Liu Bingge/ Landscapes
- Tamar Khelashvili
- Aug 14
- 2 min read
Liu Bingge is a London-based artist working across sculpture and painting. Rooted in her early training in traditional Chinese painting, her practice explores the intersections of cultural memory, industrial materiality, and gendered labor. She is currently completing her MA in Sculpture at the Royal College of Art, graduating in September 2025.
During her undergraduate studies, Bingge began investigating the visual resonance between the mineral blue-greens of shanshui (landscape painting) and the nylon mesh used in construction scaffolding across urban China. This formal and conceptual convergence catalyzed her ongoing exploration of the aesthetic and symbolic affinities between traditional visual culture and the materials of modernization.

Raised amid the rapid urbanization of Chinese cities, Bingge witnessed both the emergence of new architectural forms and the marginalization of female laborers within industrial and construction settings. These formative experiences continue to inform her sculptural language, which foregrounds the often-overlooked presence of women in built environments.

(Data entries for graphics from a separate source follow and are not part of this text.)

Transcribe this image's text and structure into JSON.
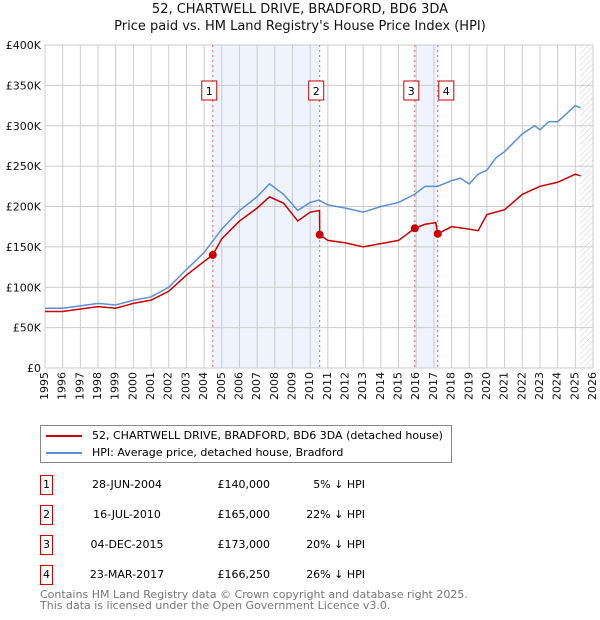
{
  "chart_data": {
    "type": "line",
    "title": "52, CHARTWELL DRIVE, BRADFORD, BD6 3DA",
    "subtitle": "Price paid vs. HM Land Registry's House Price Index (HPI)",
    "xlim": [
      1995,
      2026
    ],
    "ylim": [
      0,
      400000
    ],
    "x_ticks": [
      "1995",
      "1996",
      "1997",
      "1998",
      "1999",
      "2000",
      "2001",
      "2002",
      "2003",
      "2004",
      "2005",
      "2006",
      "2007",
      "2008",
      "2009",
      "2010",
      "2011",
      "2012",
      "2013",
      "2014",
      "2015",
      "2016",
      "2017",
      "2018",
      "2019",
      "2020",
      "2021",
      "2022",
      "2023",
      "2024",
      "2025",
      "2026"
    ],
    "y_ticks": [
      {
        "v": 0,
        "l": "£0"
      },
      {
        "v": 50000,
        "l": "£50K"
      },
      {
        "v": 100000,
        "l": "£100K"
      },
      {
        "v": 150000,
        "l": "£150K"
      },
      {
        "v": 200000,
        "l": "£200K"
      },
      {
        "v": 250000,
        "l": "£250K"
      },
      {
        "v": 300000,
        "l": "£300K"
      },
      {
        "v": 350000,
        "l": "£350K"
      },
      {
        "v": 400000,
        "l": "£400K"
      }
    ],
    "grid": true,
    "series": [
      {
        "name": "52, CHARTWELL DRIVE, BRADFORD, BD6 3DA (detached house)",
        "color": "#cc0000",
        "x": [
          1995,
          1996,
          1997,
          1998,
          1999,
          2000,
          2001,
          2002,
          2003,
          2004,
          2004.49,
          2005,
          2006,
          2007,
          2007.7,
          2008.5,
          2009.3,
          2010,
          2010.53,
          2010.54,
          2011,
          2012,
          2013,
          2014,
          2015,
          2015.92,
          2016.5,
          2017.1,
          2017.22,
          2018,
          2019,
          2019.5,
          2020,
          2021,
          2022,
          2023,
          2024,
          2025,
          2025.3
        ],
        "y": [
          70000,
          70000,
          73000,
          76000,
          74000,
          80000,
          84000,
          95000,
          115000,
          132000,
          140000,
          160000,
          182000,
          198000,
          212000,
          204000,
          182000,
          193000,
          195000,
          165000,
          158000,
          155000,
          150000,
          154000,
          158000,
          173000,
          178000,
          180000,
          166250,
          175000,
          172000,
          170000,
          190000,
          196000,
          215000,
          225000,
          230000,
          240000,
          238000
        ]
      },
      {
        "name": "HPI: Average price, detached house, Bradford",
        "color": "#5b8fd6",
        "x": [
          1995,
          1996,
          1997,
          1998,
          1999,
          2000,
          2001,
          2002,
          2003,
          2004,
          2005,
          2006,
          2007,
          2007.7,
          2008.5,
          2009.3,
          2010,
          2010.5,
          2011,
          2012,
          2013,
          2014,
          2015,
          2015.9,
          2016.5,
          2017.2,
          2018,
          2018.5,
          2019,
          2019.5,
          2020,
          2020.5,
          2021,
          2022,
          2022.7,
          2023,
          2023.5,
          2024,
          2024.5,
          2025,
          2025.3
        ],
        "y": [
          74000,
          74000,
          77000,
          80000,
          78000,
          84000,
          88000,
          100000,
          122000,
          143000,
          172000,
          195000,
          212000,
          228000,
          215000,
          195000,
          205000,
          208000,
          202000,
          198000,
          193000,
          200000,
          205000,
          215000,
          225000,
          225000,
          232000,
          235000,
          228000,
          240000,
          245000,
          260000,
          268000,
          290000,
          300000,
          295000,
          305000,
          305000,
          315000,
          325000,
          322000
        ]
      }
    ],
    "sales": [
      {
        "n": "1",
        "x": 2004.49,
        "y": 140000,
        "date": "28-JUN-2004",
        "price": "£140,000",
        "hpi": "5% ↓ HPI"
      },
      {
        "n": "2",
        "x": 2010.54,
        "y": 165000,
        "date": "16-JUL-2010",
        "price": "£165,000",
        "hpi": "22% ↓ HPI"
      },
      {
        "n": "3",
        "x": 2015.92,
        "y": 173000,
        "date": "04-DEC-2015",
        "price": "£173,000",
        "hpi": "20% ↓ HPI"
      },
      {
        "n": "4",
        "x": 2017.22,
        "y": 166250,
        "date": "23-MAR-2017",
        "price": "£166,250",
        "hpi": "26% ↓ HPI"
      }
    ],
    "shaded_ranges": [
      [
        2004.49,
        2010.54
      ],
      [
        2015.92,
        2017.22
      ]
    ],
    "forecast_start": 2025.25
  },
  "footer": {
    "line1": "Contains HM Land Registry data © Crown copyright and database right 2025.",
    "line2": "This data is licensed under the Open Government Licence v3.0."
  }
}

Her works incorporate rust-stained workwear, metal wire lines, and green construction mesh sewn into bamboo-like forms. These materials hang, drape, and intersect, suggesting the erased presence of female labor and the ghostly memory of bodies within architectural and infrastructural spaces. Recent works experiment with how natural forces—wind, light, air—can animate these structures, opening her practice toward outdoor and site-responsive possibilities.
Alongside her sculptural work, Bingge has recently returned to landscape painting as a parallel inquiry. In these new works, she draws from memory and lived experience to reimagine mountainous and urban terrains, tracing how bodies, time, and space blur within environments of transition and dislocation. Painting has become a space for her to reflect on slowness, resistance, and personal continuity, offering a counterpoint to the physical labor and material tension of her sculptural installations.